The Imitation Game - Falmouth-Games-Academy/comp250-wiki GitHub Wiki

Overview

A computer would deserve to be called intelligent if it could deceive a human into believing that it was human, ~ A.M Turing

In 1950 Alan Turing posed a question in his paper computing machinery and intelligence. The question "Can machines think?"1 while a very simple question even now almost 70 years later we still do not have a definitive answer.

The Game

"The new form of the problem can be described in terms of a game which we call the ' imitation game '. It is played with three people, a man (A), a woman (B), and an interrogator (C) who may be of either sex. The interrogator stays in a room apart from the other two. The object of the game for the interrogator is to determine which of the other two is the man and which is the woman. He knows them by labels X and Y, and at the end of the game he says either ' X is A and Y is B ' or ' X is B and Y is A'. The interrogator is allowed to put questions to A and B thus: C : Will X please tell me the length of his or her hair ? Now suppose X is actually A, then A must answer. It is A's object in the game to try and cause C to make the wrong identification. His answer might therefore be ' My hair is shingled, and the longest strands are about nine inches long.' In order that tones of voice may not help the interrogator the answers should be written, or better still, typewritten. The ideal arrangement is to have a teleprinter communicating between the two rooms. Alternatively the question and answers can be repeated by an intermediary. The object of the game for the third player (B) is to help the interrogator. The best strategy for her is probably to give truthful answers. She can add such things as ' I am the woman, don't listen to him t' to her answers, but it will avail nothing as the man can make similar remarks. We now ask the question, ' What will happen when a machine takes the part of A in this game ?' Will the interrogator decide wrongly as often when the game is played like this as he does when the game is played between a man and a woman ? These questions replace our original,' Can machines think ? '"1

Machine Learning vs Deep Learning

There are two main methods of training artificial intelligence, machine learning which teaches the computer to complete a task to great efficiency, and deep learning which accomplishes the same aim with greater flexibility due to the use of neural nets so simulate the human brain.

Machine Learning

Machine learning can be defined as "The capacity of a computer to learn from experience, i.e. to modify its processing on the basis of newly acquired information."2, what this means is that machine learning works by adapting as the system is presented with new information. The system then utilises this information as to 'learn' through completing the same task multiple times, attempting to increase it's score each time. Machine learning can be split into three main categories supervised learning, unsupervised learning and reinforcement learning 3.

Deep Learning

Deep learning makes use of deep neural nets to facilitate machine learning. It is often applied to research tasks looking more at general purpose AI over AI designed for a task3. DNNs or Deep neural networks can be used to do things such as speech synthesis 4 5 as well as use in a large number of other fields.6

A Computer Winning The Imitation Game

In 2018 for the first time a computer won the imitation game and passed the Turing test. The computer in question is the Google Duplex 5. Duplex is a computer designed to take appointment calls for people to save on labour and allow people to not get stuck in call ques5. Duplex is an incredibly advanced system that is able to pass for a human pausing and exclaiming like a real person during the call. To do this Duplex makes use of deep neural networks5 7.

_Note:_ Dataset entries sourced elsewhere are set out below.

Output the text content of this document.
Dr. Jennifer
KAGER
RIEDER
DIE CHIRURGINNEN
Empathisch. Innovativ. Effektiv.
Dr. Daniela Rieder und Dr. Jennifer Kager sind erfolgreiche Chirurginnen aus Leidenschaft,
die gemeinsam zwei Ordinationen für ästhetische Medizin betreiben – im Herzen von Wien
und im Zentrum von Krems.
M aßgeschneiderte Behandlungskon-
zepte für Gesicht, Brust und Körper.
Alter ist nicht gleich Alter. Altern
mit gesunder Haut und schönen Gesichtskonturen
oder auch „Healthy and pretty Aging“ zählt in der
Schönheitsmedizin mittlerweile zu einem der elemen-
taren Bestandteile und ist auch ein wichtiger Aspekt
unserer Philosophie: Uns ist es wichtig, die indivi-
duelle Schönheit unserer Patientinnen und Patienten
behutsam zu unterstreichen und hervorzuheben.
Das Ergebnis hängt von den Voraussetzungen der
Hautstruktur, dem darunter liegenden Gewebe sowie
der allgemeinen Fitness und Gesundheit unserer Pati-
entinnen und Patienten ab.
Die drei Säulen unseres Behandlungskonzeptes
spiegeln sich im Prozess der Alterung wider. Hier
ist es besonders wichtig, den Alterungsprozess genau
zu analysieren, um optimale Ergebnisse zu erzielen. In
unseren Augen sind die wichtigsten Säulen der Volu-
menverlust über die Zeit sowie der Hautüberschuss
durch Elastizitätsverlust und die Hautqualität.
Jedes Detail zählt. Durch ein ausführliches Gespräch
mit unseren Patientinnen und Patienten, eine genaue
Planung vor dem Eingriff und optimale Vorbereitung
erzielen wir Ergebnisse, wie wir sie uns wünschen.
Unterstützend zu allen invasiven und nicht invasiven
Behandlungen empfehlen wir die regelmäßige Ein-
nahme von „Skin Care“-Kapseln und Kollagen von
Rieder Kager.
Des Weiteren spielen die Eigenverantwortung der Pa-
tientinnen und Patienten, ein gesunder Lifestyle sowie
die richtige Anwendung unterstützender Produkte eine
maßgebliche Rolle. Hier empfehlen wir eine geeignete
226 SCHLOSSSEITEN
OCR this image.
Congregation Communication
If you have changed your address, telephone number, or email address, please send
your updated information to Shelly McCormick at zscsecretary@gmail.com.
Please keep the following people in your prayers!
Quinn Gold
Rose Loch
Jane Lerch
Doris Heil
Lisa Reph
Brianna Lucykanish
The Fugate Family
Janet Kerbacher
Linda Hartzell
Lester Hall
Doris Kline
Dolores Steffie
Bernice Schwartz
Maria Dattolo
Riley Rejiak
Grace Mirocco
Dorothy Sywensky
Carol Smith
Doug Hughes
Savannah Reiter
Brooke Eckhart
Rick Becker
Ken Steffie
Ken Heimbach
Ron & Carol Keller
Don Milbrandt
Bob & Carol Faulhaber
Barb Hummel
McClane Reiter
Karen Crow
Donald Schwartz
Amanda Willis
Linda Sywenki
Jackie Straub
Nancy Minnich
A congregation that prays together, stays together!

figure 1: Incoming sound is processed through an ASR system. This produces text that is analyzed with context data and other inputs to produce a response text that is read aloud through the TTS system.5

Sources

1 A.M. Turing, Computing Machinery and Intelligence. Mind, vol.59, no. 236, pp.433-460, 1950

2 Oxford English Dictionary, Oxford University Press, 2017

3 C.Rodgers, Research Journal Based On A.M. Turing, Computing Machinery and Intelligence, Falmouth University ,2018

4 Z. Ling, L. Deng, D. Yu, Modeling spectral envelopes using restricted boltzmann machins and deep belief networks for statistical patametric speech sythesis, Audio, Speech, and Languange Processing, vol. 21(10), pp. 2129-2139, 2013.

5 Y. Leviathan, Google Duplex: An AI System for Accomplishing Real-World Tasks Over the Phone, Google AI Blog, 2018

6 H.Yi, D.Xiusheng, S. Shiyu, C.Zhigang, A Study on Deep Neural Networks Framework, IEEE Advanced Information Management, Communicates, Electronic and Automation Control Conference (IMCEC), 2016

7 G. Hinton, S. Osindero, YW.Teh, A fast learning algorithm for deep belief nets, Neural Computation, vol. 18(7), pp. 1527-1554, 2006.